After a while, Data Collector 1 unexpectedly shuts down, causing the pipeline to fail over to Data Collector 3 which is already running two pipelines for two other jobs. When Data Collector 1 restarts, it does not immediately run any pipelines. However, Data Collector 3 is currently running three pipelines. You balance the job to redistribute the pipeline load. Control Hub automatically determines that Data Collector 1 is available and running the fewest number of pipelines. Control Hub stops the pipeline on Data Collector 3, and restarts the pipeline on Data Collector 1, starting from the last-saved offset.

To balance active jobs enabled for pipeline failover from the Jobs view, select jobs in the list, and then click the Balance Job icon: .

Comparing Balance Jobs and Synchronize Jobs

Balancing jobs differs from synchronizing jobs. The following table lists the key differences:

Action Description
Balance Jobs
  • Balance a job to redistribute the pipeline load for a job enabled for failover.
  • Only jobs enabled for pipeline failover and that are running on a Data Collector can be balanced.
  • When you balance a job, Control Hub performs the following actions:
    • Automatically determines if the pipeline load is evenly distributed across available Data Collectors.

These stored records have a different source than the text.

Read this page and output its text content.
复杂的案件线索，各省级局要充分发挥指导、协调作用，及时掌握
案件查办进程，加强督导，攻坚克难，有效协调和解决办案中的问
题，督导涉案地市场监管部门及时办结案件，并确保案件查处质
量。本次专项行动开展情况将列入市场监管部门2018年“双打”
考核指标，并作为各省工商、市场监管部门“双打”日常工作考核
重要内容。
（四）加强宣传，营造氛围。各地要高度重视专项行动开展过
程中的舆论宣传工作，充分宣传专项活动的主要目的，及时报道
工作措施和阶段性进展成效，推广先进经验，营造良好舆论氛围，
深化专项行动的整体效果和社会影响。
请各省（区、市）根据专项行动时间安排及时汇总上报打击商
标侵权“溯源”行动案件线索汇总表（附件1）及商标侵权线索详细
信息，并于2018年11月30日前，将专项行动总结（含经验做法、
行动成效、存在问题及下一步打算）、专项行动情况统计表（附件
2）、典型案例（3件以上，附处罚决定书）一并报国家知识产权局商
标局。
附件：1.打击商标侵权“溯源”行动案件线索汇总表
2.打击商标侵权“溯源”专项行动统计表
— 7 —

      If the pipeline load is evenly distributed, Control Hub does not continue with the remaining actions.

      If the pipeline load is not evenly distributed - meaning that an available Data Collector not currently running a pipeline instance for the job is running fewer pipelines than another Data Collector currently running a pipeline instance for the job - then Control Hub continues with the remaining actions.

    • Stops a running pipeline instance for the job on one or more Data Collectors.
    • Restarts the pipeline from the last-saved offset on a matching number of available Data Collectors.
Synchronize Jobs
  • Synchronize a job when you've changed the labels assigned to Data Collectors or Edge Data Collectors and the job is actively running on those components.
  • Any job running on a Data Collector or Data Collector Edge can be synchronized.
  • When you synchronize a job, Control Hub performs the following actions:
    • Starts pipelines on additional Data Collectors or Edge Data Collectors that match the same labels as the job.
    • Stops pipelines on Data Collectors or Edge Data Collectors that no longer match the same labels as the job.
    • Restarts non running pipelines from the last-saved offset on the same Data Collector or Data Collector Edge that match the same labels as the job. For example, a pipeline might have stopped running after encountering an error or after being deleted from that Data Collector.